Denn er unterstellt, dass Juden und Araber, genetisch prädestiniert, nicht zusammenleben können. Demgemäß fand der demographische Faktor in Israel bei der palästinensischen Flucht und Vertreibung 1947/48, in der nachfolgenden Gesetzgebung und später in Entwürfen religiös-nationalistischer Kreise ebenso seinen Niederschlag wie in Yasser Arafats Losung vom Krieg der Gebärmütter aus den 1990er Jahren. Beide Seiten lassen sich von der Überzeugung leiten, dass die eigenen Rechte durch die Geburtenüberschüsse der anderen unerträglich beschädigt werden.

Die im März vereidigte Regierung in Jerusalem hat sich darauf verständigt, das Grundgesetz von 1992 zu ändern, um dem jüdischen vor dem demokratischen Charakter Israels Vorrang einzuräumen. Damit würde jüdisch nicht nur eine jüdische Bevölkerungsmehrheit festschreiben (der Verdienstorden für Vielfach-Mütter ist vielleicht schon in Auftrag gegeben). Vielmehr soll die Änderung das Gemeinwesen analog religiöser Prinzipien definieren. Umgekehrt wird in Artikel 4 des palästinensischen Grundrechtskatalogs der Islam als offizielle Religion benannt: Die Prinzipien der islamischen Doktrin sind maßgebende Quelle der Gesetzgebung.

Welche Zukunft die Implementierung solcher Attribute den gemischten Städten wie Akko, Haifa, Tel Aviv-Yaffa, Ramle und Beersheva bereitet, liegt auf der Hand. Als Oppositionsführer kam Benjamin Netanyahu 1993 zur Einschätzung: Wenn wir den Statistiken überhaupt eine demographische Bedeutung beimessen wollen, dann geht die Gefahr nicht von den Arabern der Gebiete aus, sondern von der arabischen Bevölkerung Israels. Bei den Palästinensern heißt es dagegen: Warum für den Staat kämpfen, wenn er uns eines nicht allzu fernen Tages wie eine reife Frucht in den Schoß fällt?
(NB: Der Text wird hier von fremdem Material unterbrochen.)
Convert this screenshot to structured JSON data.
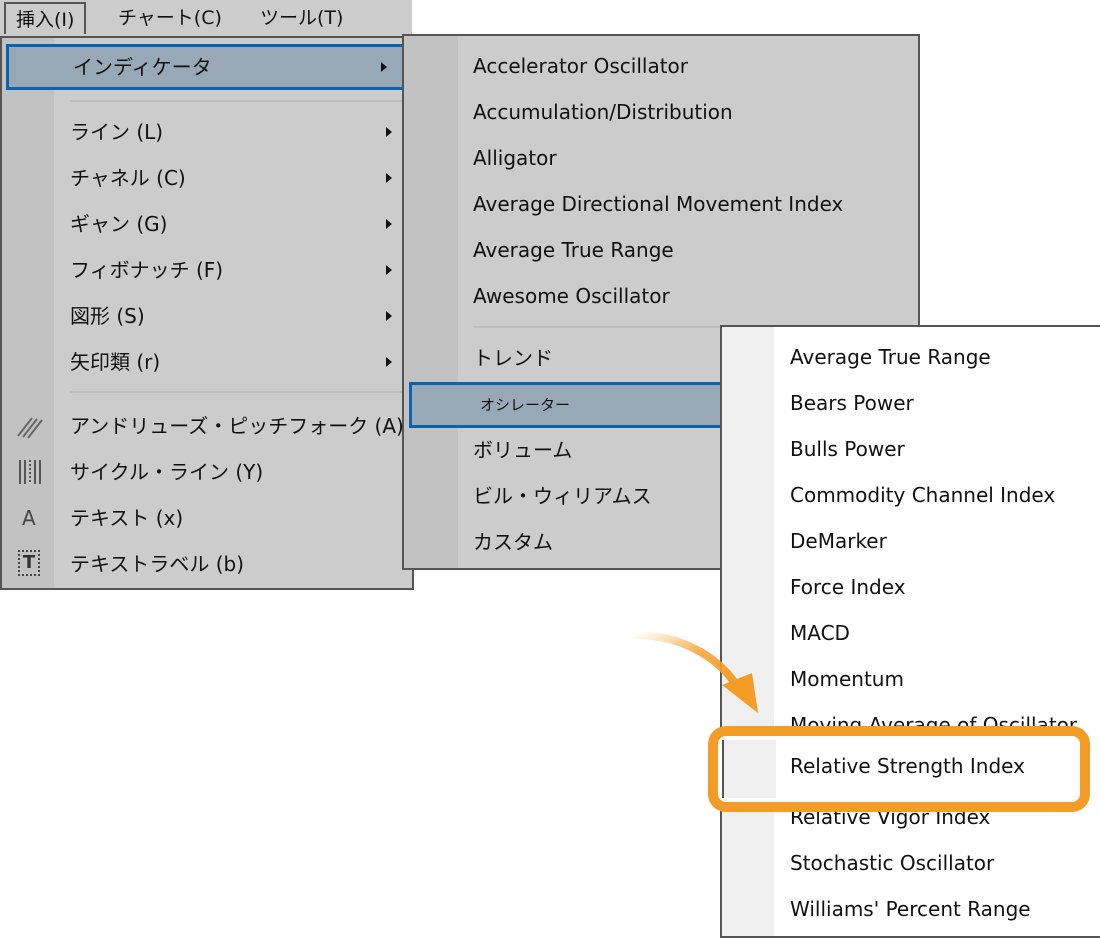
{
  "menubar": {
    "items": [
      {
        "label": "挿入(I)",
        "pressed": true
      },
      {
        "label": "チャート(C)",
        "pressed": false
      },
      {
        "label": "ツール(T)",
        "pressed": false
      }
    ]
  },
  "insert_menu": {
    "items": [
      {
        "label": "インディケータ",
        "has_submenu": true,
        "active": true
      },
      {
        "label": "ライン (L)",
        "has_submenu": true
      },
      {
        "label": "チャネル (C)",
        "has_submenu": true
      },
      {
        "label": "ギャン (G)",
        "has_submenu": true
      },
      {
        "label": "フィボナッチ (F)",
        "has_submenu": true
      },
      {
        "label": "図形 (S)",
        "has_submenu": true
      },
      {
        "label": "矢印類 (r)",
        "has_submenu": true
      },
      {
        "label": "アンドリューズ・ピッチフォーク (A)",
        "icon": "pitchfork-icon"
      },
      {
        "label": "サイクル・ライン (Y)",
        "icon": "cycle-lines-icon"
      },
      {
        "label": "テキスト (x)",
        "icon": "text-icon",
        "icon_glyph": "A"
      },
      {
        "label": "テキストラベル (b)",
        "icon": "text-label-icon",
        "icon_glyph": "T"
      }
    ]
  },
  "indicators_menu": {
    "items": [
      {
        "label": "Accelerator Oscillator"
      },
      {
        "label": "Accumulation/Distribution"
      },
      {
        "label": "Alligator"
      },
      {
        "label": "Average Directional Movement Index"
      },
      {
        "label": "Average True Range"
      },
      {
        "label": "Awesome Oscillator"
      },
      {
        "label": "トレンド"
      },
      {
        "label": "オシレーター",
        "active": true
      },
      {
        "label": "ボリューム"
      },
      {
        "label": "ビル・ウィリアムス"
      },
      {
        "label": "カスタム"
      }
    ]
  },
  "oscillators_menu": {
    "items": [
      {
        "label": "Average True Range"
      },
      {
        "label": "Bears Power"
      },
      {
        "label": "Bulls Power"
      },
      {
        "label": "Commodity Channel Index"
      },
      {
        "label": "DeMarker"
      },
      {
        "label": "Force Index"
      },
      {
        "label": "MACD"
      },
      {
        "label": "Momentum"
      },
      {
        "label": "Moving Average of Oscillator"
      },
      {
        "label": "Relative Strength Index",
        "highlighted": true
      },
      {
        "label": "Relative Vigor Index"
      },
      {
        "label": "Stochastic Oscillator"
      },
      {
        "label": "Williams' Percent Range"
      }
    ]
  },
  "colors": {
    "menu_bg": "#cccccc",
    "active_bg": "#98a8b6",
    "active_border": "#0a62b0",
    "highlight": "#f39c27"
  }
}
Die jüdische Bevölkerung Israels kann die demographische Balance mit Hilfe des Babybooms unter den Orthodoxen und durch die Einwanderung aufrechterhalten. Den Palästinensern fehlt der nationale Startvorteil. Nicht zufällig hat Netanjahu, nunmehr als Regierungschef, das Ziel des wirtschaftlichen Friedens ausgegeben – nicht aus Sorge um den Wohlstand der Palästinenser, sondern um ihnen den nationalen Schneid abzukaufen. Und nicht zufällig hatte Abdul Aziz Rantisi, Nachfolger von Achmed Yassin im Gazastreifen, einst die Parole formuliert: Je schlimmer es wird, desto besser für Hamas.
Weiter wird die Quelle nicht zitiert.